Parliaments promote women’s, children’s and adolescents’ health in the time of COVID-19

Parliamentarians chose to shine a bright light on the importance of health equity at the opening day of the recent 144th Assembly of the Inter-Parliamentary (IPU), with a particular focus on the promotion of women’s, children’s and adolescents’ health.

Some 110 national parliaments gathered in Nusa Dua, Indonesia, where a frank discussion took place at the 33rd session of the Forum of Women Parliamentarians about the impact of COVID-19 on health, including on sexual and reproductive health and rights.

Global disruption to sexual and reproductive health and rights

The latest World Health Organization (WHO) survey shows that one third of countries are still experiencing disruptions to essential health services, including antenatal and postnatal care services, identification and care for intimate partner violence, and safe abortion services. Nearly 40 percent report disruption to family planning and contraception services.

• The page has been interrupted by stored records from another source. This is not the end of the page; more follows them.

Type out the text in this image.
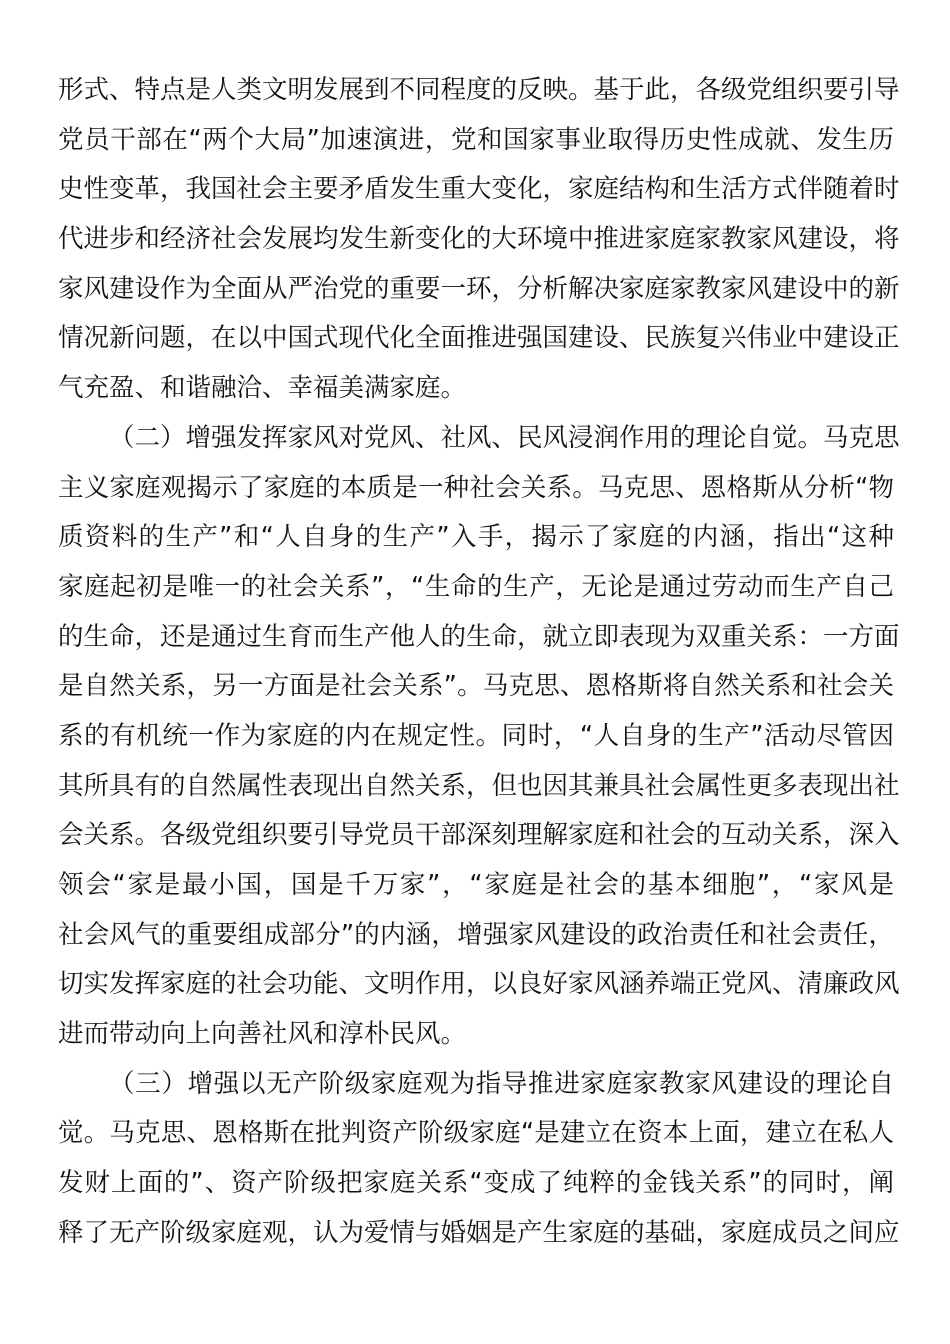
形式、特点是人类文明发展到不同程度的反映。基于此，各级党组织要引导
党员干部在“两个大局”加速演进，党和国家事业取得历史性成就、发生历
史性变革，我国社会主要矛盾发生重大变化，家庭结构和生活方式伴随着时
代进步和经济社会发展均发生新变化的大环境中推进家庭家教家风建设，将
家风建设作为全面从严治党的重要一环，分析解决家庭家教家风建设中的新
情况新问题，在以中国式现代化全面推进强国建设、民族复兴伟业中建设正
气充盈、和谐融洽、幸福美满家庭。
（二）增强发挥家风对党风、社风、民风浸润作用的理论自觉。马克思
主义家庭观揭示了家庭的本质是一种社会关系。马克思、恩格斯从分析“物
质资料的生产”和“人自身的生产”入手，揭示了家庭的内涵，指出“这种
家庭起初是唯一的社会关系”，“生命的生产，无论是通过劳动而生产自己
的生命，还是通过生育而生产他人的生命，就立即表现为双重关系：一方面
是自然关系，另一方面是社会关系”。马克思、恩格斯将自然关系和社会关
系的有机统一作为家庭的内在规定性。同时，“人自身的生产”活动尽管因
其所具有的自然属性表现出自然关系，但也因其兼具社会属性更多表现出社
会关系。各级党组织要引导党员干部深刻理解家庭和社会的互动关系，深入
领会“家是最小国，国是千万家”，“家庭是社会的基本细胞”，“家风是
社会风气的重要组成部分”的内涵，增强家风建设的政治责任和社会责任，
切实发挥家庭的社会功能、文明作用，以良好家风涵养端正党风、清廉政风
进而带动向上向善社风和淳朴民风。
（三）增强以无产阶级家庭观为指导推进家庭家教家风建设的理论自
觉。马克思、恩格斯在批判资产阶级家庭“是建立在资本上面，建立在私人
发财上面的”、资产阶级把家庭关系“变成了纯粹的金钱关系”的同时，阐
释了无产阶级家庭观，认为爱情与婚姻是产生家庭的基础，家庭成员之间应
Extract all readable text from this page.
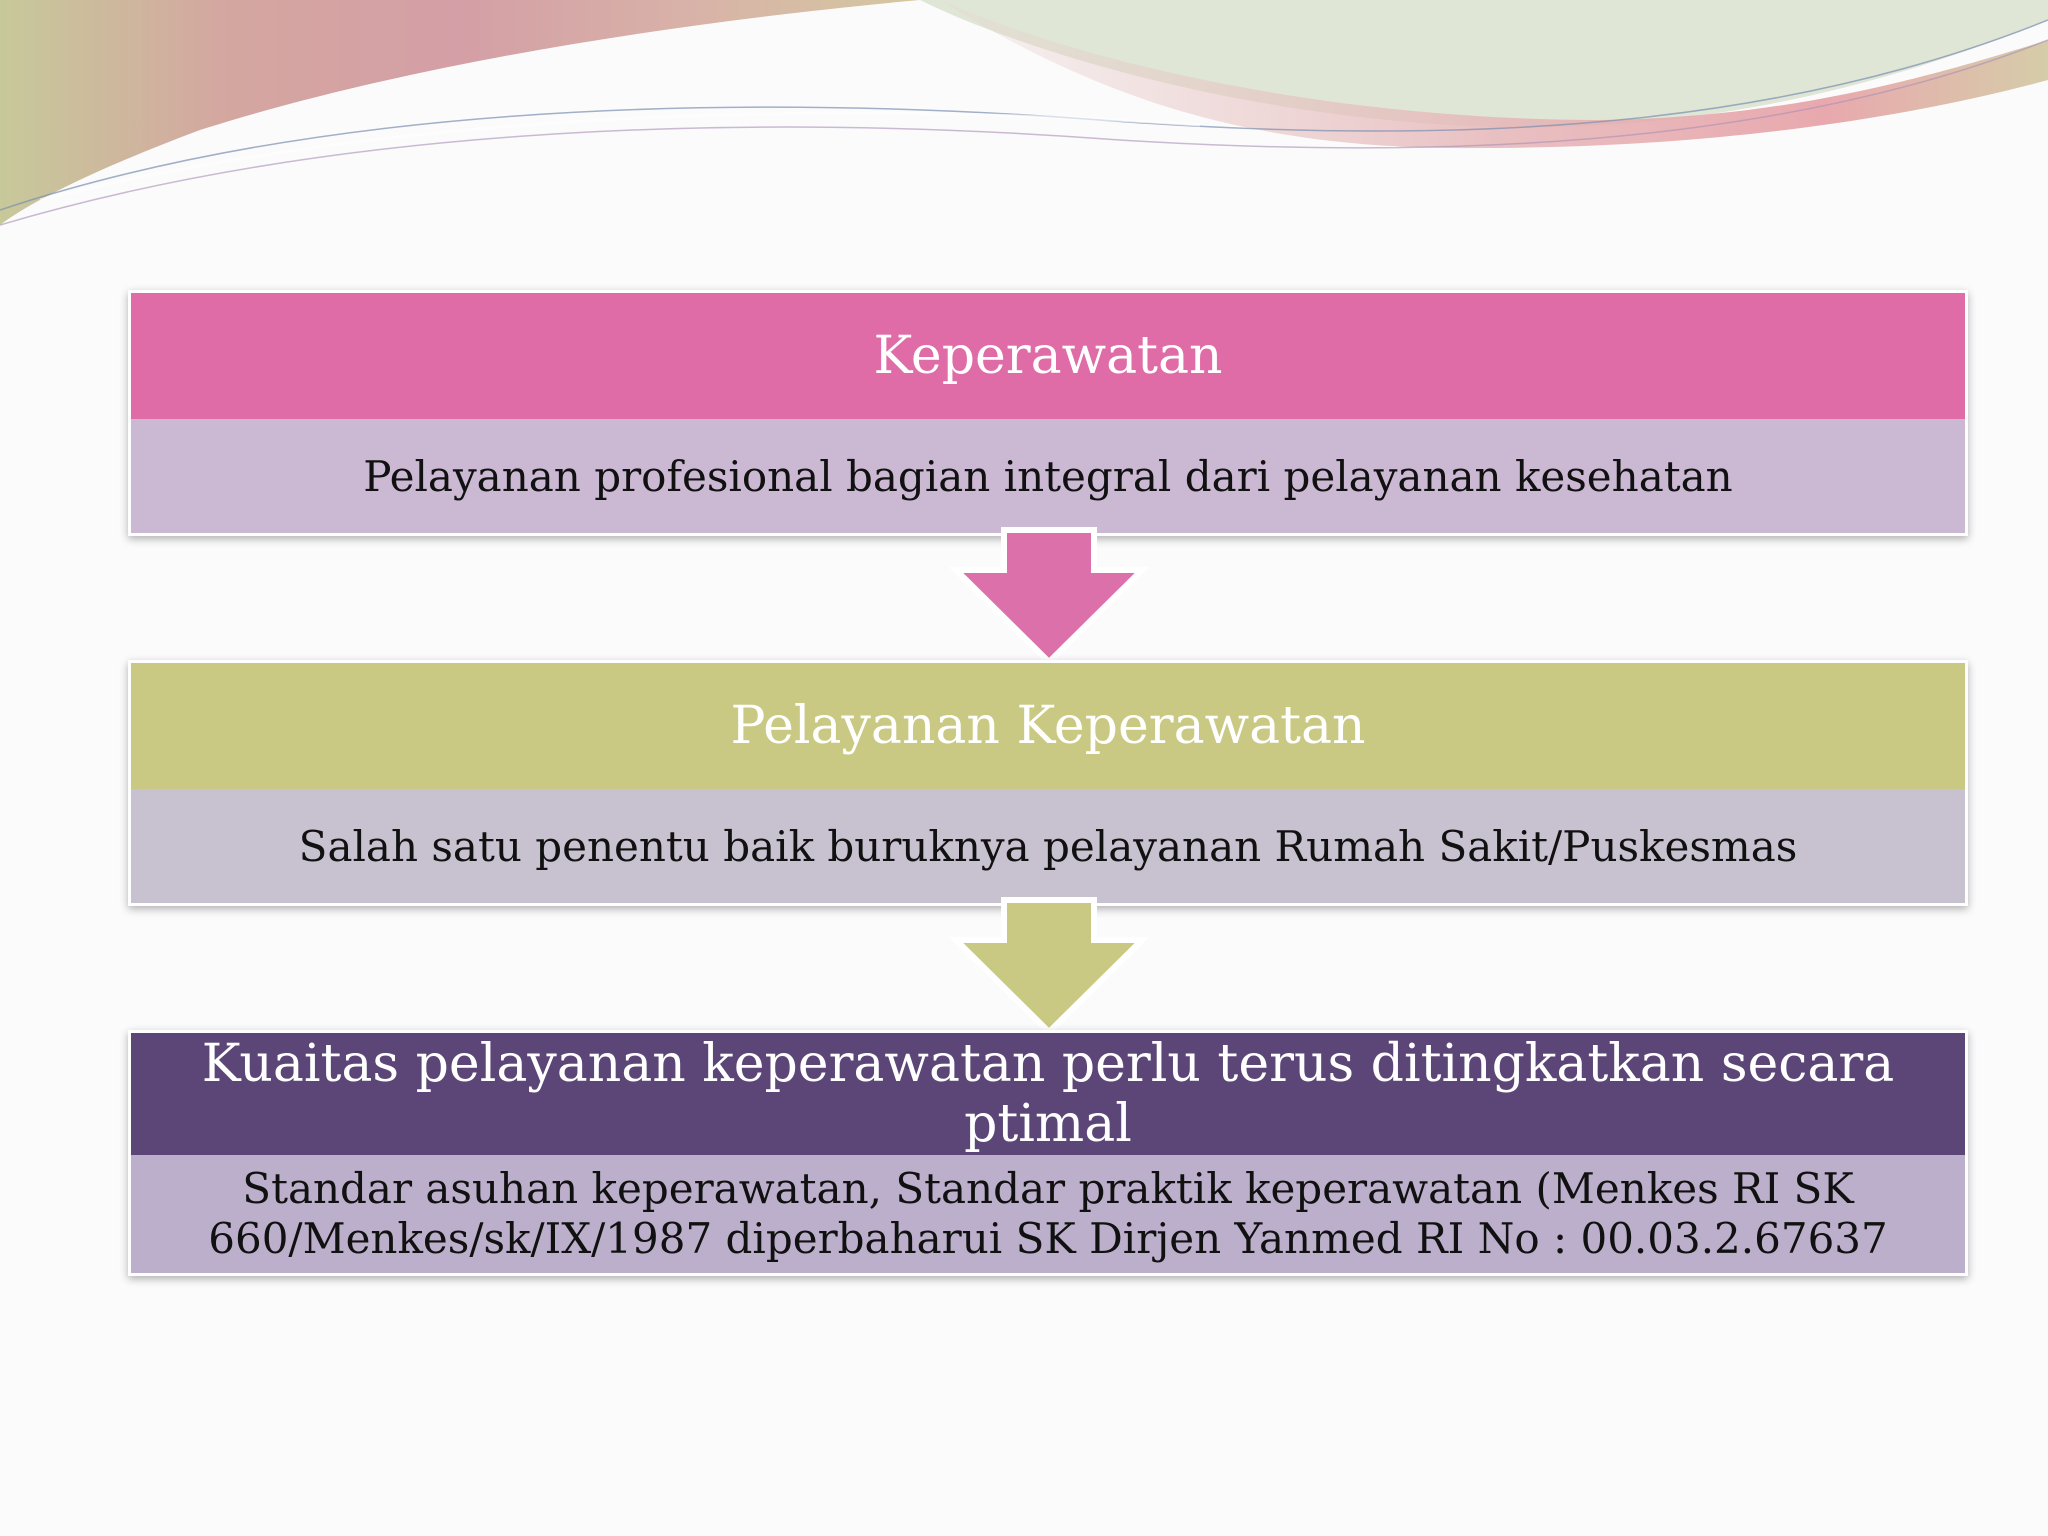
Keperawatan
Pelayanan profesional bagian integral dari pelayanan kesehatan
Pelayanan Keperawatan
Salah satu penentu baik buruknya pelayanan Rumah Sakit/Puskesmas
Kuaitas pelayanan keperawatan perlu terus ditingkatkan secara ptimal
Standar asuhan keperawatan, Standar praktik keperawatan (Menkes RI SK
660/Menkes/sk/IX/1987 diperbaharui SK Dirjen Yanmed RI No : 00.03.2.67637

This data contrasts starkly with important health gains which were underway prior to COVID-19. Maternal mortality was reducing, 75 percent of countries included first-line healthcare support for survivors of violence against women and girls in their policies, and girls were less likely to be married and have children before the age of 18.

Now, disruption of essential sexual and reproductive health services puts those same individuals in positions of greater vulnerability, disempowering and exposing them to preventable health risks.

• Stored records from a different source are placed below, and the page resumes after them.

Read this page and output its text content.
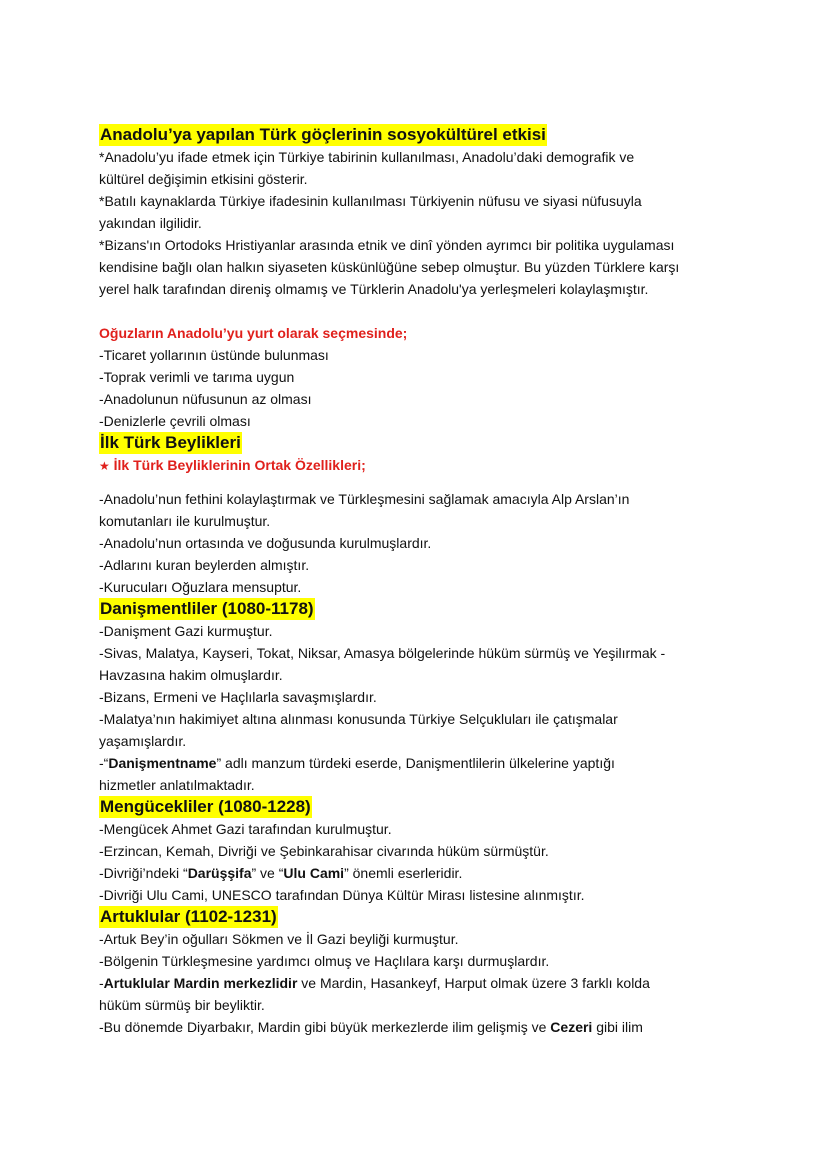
Anadolu’ya yapılan Türk göçlerinin sosyokültürel etkisi

*Anadolu’yu ifade etmek için Türkiye tabirinin kullanılması, Anadolu’daki demografik ve

kültürel değişimin etkisini gösterir.

*Batılı kaynaklarda Türkiye ifadesinin kullanılması Türkiyenin nüfusu ve siyasi nüfusuyla

yakından ilgilidir.

*Bizans'ın Ortodoks Hristiyanlar arasında etnik ve dinî yönden ayrımcı bir politika uygulaması

kendisine bağlı olan halkın siyaseten küskünlüğüne sebep olmuştur. Bu yüzden Türklere karşı

yerel halk tarafından direniş olmamış ve Türklerin Anadolu'ya yerleşmeleri kolaylaşmıştır.

Oğuzların Anadolu’yu yurt olarak seçmesinde;

-Ticaret yollarının üstünde bulunması

-Toprak verimli ve tarıma uygun

-Anadolunun nüfusunun az olması

-Denizlerle çevrili olması

İlk Türk Beylikleri

★ İlk Türk Beyliklerinin Ortak Özellikleri;

-Anadolu’nun fethini kolaylaştırmak ve Türkleşmesini sağlamak amacıyla Alp Arslan’ın

komutanları ile kurulmuştur.

-Anadolu’nun ortasında ve doğusunda kurulmuşlardır.

-Adlarını kuran beylerden almıştır.

-Kurucuları Oğuzlara mensuptur.

Danişmentliler (1080-1178)

-Danişment Gazi kurmuştur.

-Sivas, Malatya, Kayseri, Tokat, Niksar, Amasya bölgelerinde hüküm sürmüş ve Yeşilırmak -

Havzasına hakim olmuşlardır.

-Bizans, Ermeni ve Haçlılarla savaşmışlardır.

-Malatya’nın hakimiyet altına alınması konusunda Türkiye Selçukluları ile çatışmalar

yaşamışlardır.

-“Danişmentname” adlı manzum türdeki eserde, Danişmentlilerin ülkelerine yaptığı

hizmetler anlatılmaktadır.

Mengücekliler (1080-1228)

-Mengücek Ahmet Gazi tarafından kurulmuştur.

-Erzincan, Kemah, Divriği ve Şebinkarahisar civarında hüküm sürmüştür.

-Divriği’ndeki “Darüşşifa” ve “Ulu Cami” önemli eserleridir.

-Divriği Ulu Cami, UNESCO tarafından Dünya Kültür Mirası listesine alınmıştır.

Artuklular (1102-1231)

-Artuk Bey’in oğulları Sökmen ve İl Gazi beyliği kurmuştur.

-Bölgenin Türkleşmesine yardımcı olmuş ve Haçlılara karşı durmuşlardır.

-Artuklular Mardin merkezlidir ve Mardin, Hasankeyf, Harput olmak üzere 3 farklı kolda

hüküm sürmüş bir beyliktir.

-Bu dönemde Diyarbakır, Mardin gibi büyük merkezlerde ilim gelişmiş ve Cezeri gibi ilim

Logo of the HRP special programmeThe situation is distressing, but unfortunately not surprising,” explained Dr Doris Chou, a medical officer in the WHO Department of Sexual and Reproductive Health and Research (SRH), including UNDP-UNFPA-UNICEF-WHO-World Bank Special Programme of Research, Development and Research Training in Human Reproduction ( HRP).

We know from previous experience that when health systems are disrupted, sexual and reproductive health and rights quickly suffer,” she continued.

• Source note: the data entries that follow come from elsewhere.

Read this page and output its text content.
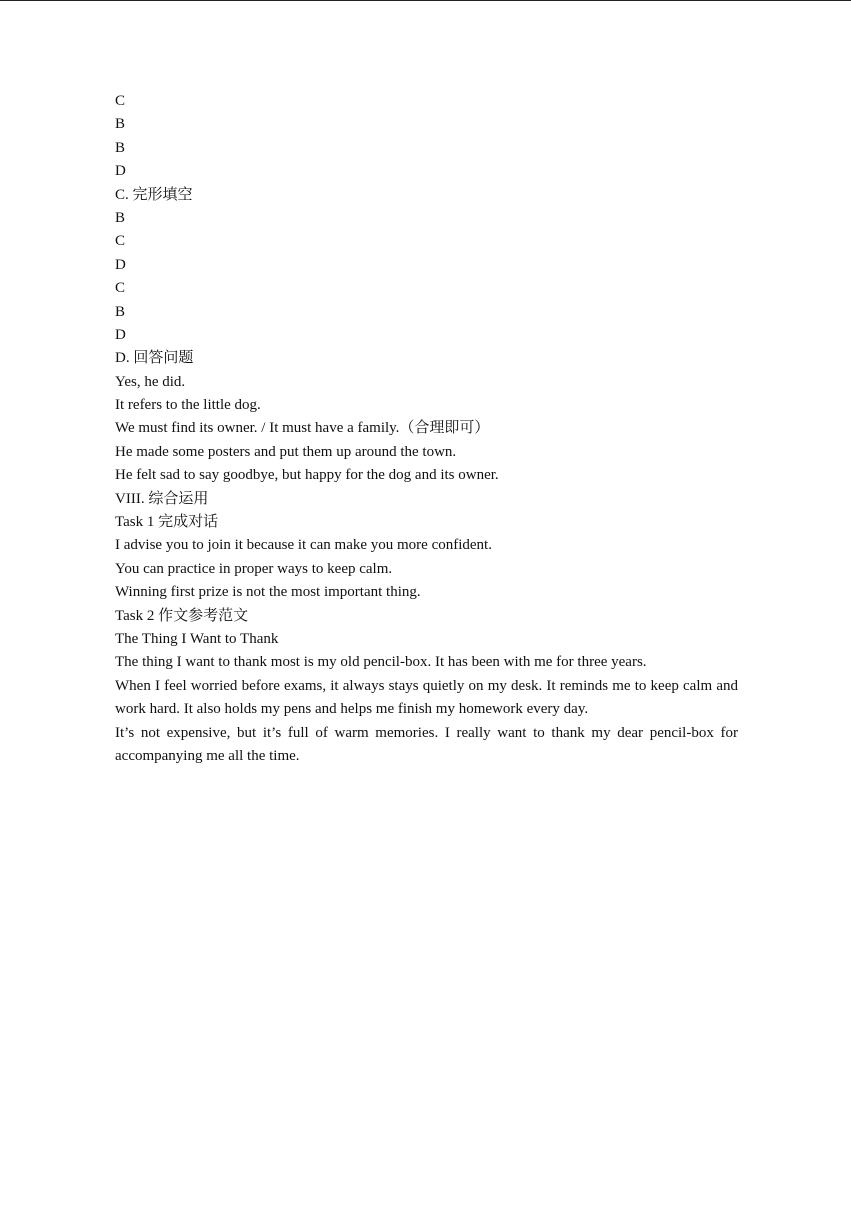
C
B
B
D
C. 完形填空
B
C
D
C
B
D
D. 回答问题
Yes, he did.
It refers to the little dog.
We must find its owner. / It must have a family.（合理即可）
He made some posters and put them up around the town.
He felt sad to say goodbye, but happy for the dog and its owner.
VIII. 综合运用
Task 1 完成对话
I advise you to join it because it can make you more confident.
You can practice in proper ways to keep calm.
Winning first prize is not the most important thing.
Task 2 作文参考范文
The Thing I Want to Thank
The thing I want to thank most is my old pencil-box. It has been with me for three years.
When I feel worried before exams, it always stays quietly on my desk. It reminds me to keep calm and work hard. It also holds my pens and helps me finish my homework every day.
It’s not expensive, but it’s full of warm memories. I really want to thank my dear pencil-box for accompanying me all the time.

Dr Chou joined the session alongside representatives from the Partnership for Maternal, Newborn and Child Health (PMNCH), UN Women and Girls Not Brides to give evidence on disruption to sexual and reproductive health and rights, and share tools which can help parliamentarians as they take corrective action.

Bridging the gap between science and policy

In 2018, WHO and the IPU signed a memorandum of understanding, signaling crucial political support for the right to health for all.  Together with universal health coverage (UHC) and global health security, the memorandum recognizes promoting health, especially for people living in vulnerable situations, as the priorities for WHO/IPU collaboration.

The disruption and suffering caused by COVID-19 is a reminder that bridging the gap between science and policy is a matter of life and death,” said Dr Gaudenz Silberschmidt, WHO Director of Health and Multilateral Partnerships, and Head of the WHO delegation to the IPU Assembly.

WHO has resources which can support parliamentarians in the COVID-19 response, including on strengthening sexual and reproductive health and rights. Tools provide guidance on maintaining essential services, introducing digital health interventions such as telemedicine and supported self-care, and up to date policy resources with country data and regional comparisons.

Parliamentarians take action to leave no one behind in the COVID-19 response

The IPU has a long history of improving parliamentarians’ understanding of and advocacy for sexual and reproductive health issues in their own countries.

Throughout the session, parliamentarians made strong statements in support of sexual and reproductive health, and shared effective actions taken in their countries to strengthen services in the context of COVID-19.

Examples from different parliaments included efforts to increase national health budgets, identify and introduce gender-responsive legislation, review and hold accountable government programmes, and advocate for changing the root causes affecting the health and well-being of their constituents.

A call for structural change, grounded in human rights and gender equality

Access to quality, rights-based and affordable comprehensive sexual and reproductive health services are a fundamental part of UHC. The pandemic has exacerbated health inequalities; pandemic recovery is an opportunity to change the structures that perpetuate them in the first place.

Dr Chou paid tribute to the work of the IPU Advisory Group for Health, together with the WHO Department of SRH, in developing resolutions on parliaments’ role in securing the health of women, children and adolescents, and achieving UHC by 2030.

These resolutions reflect not only powerful commitments, but powerful levers to act.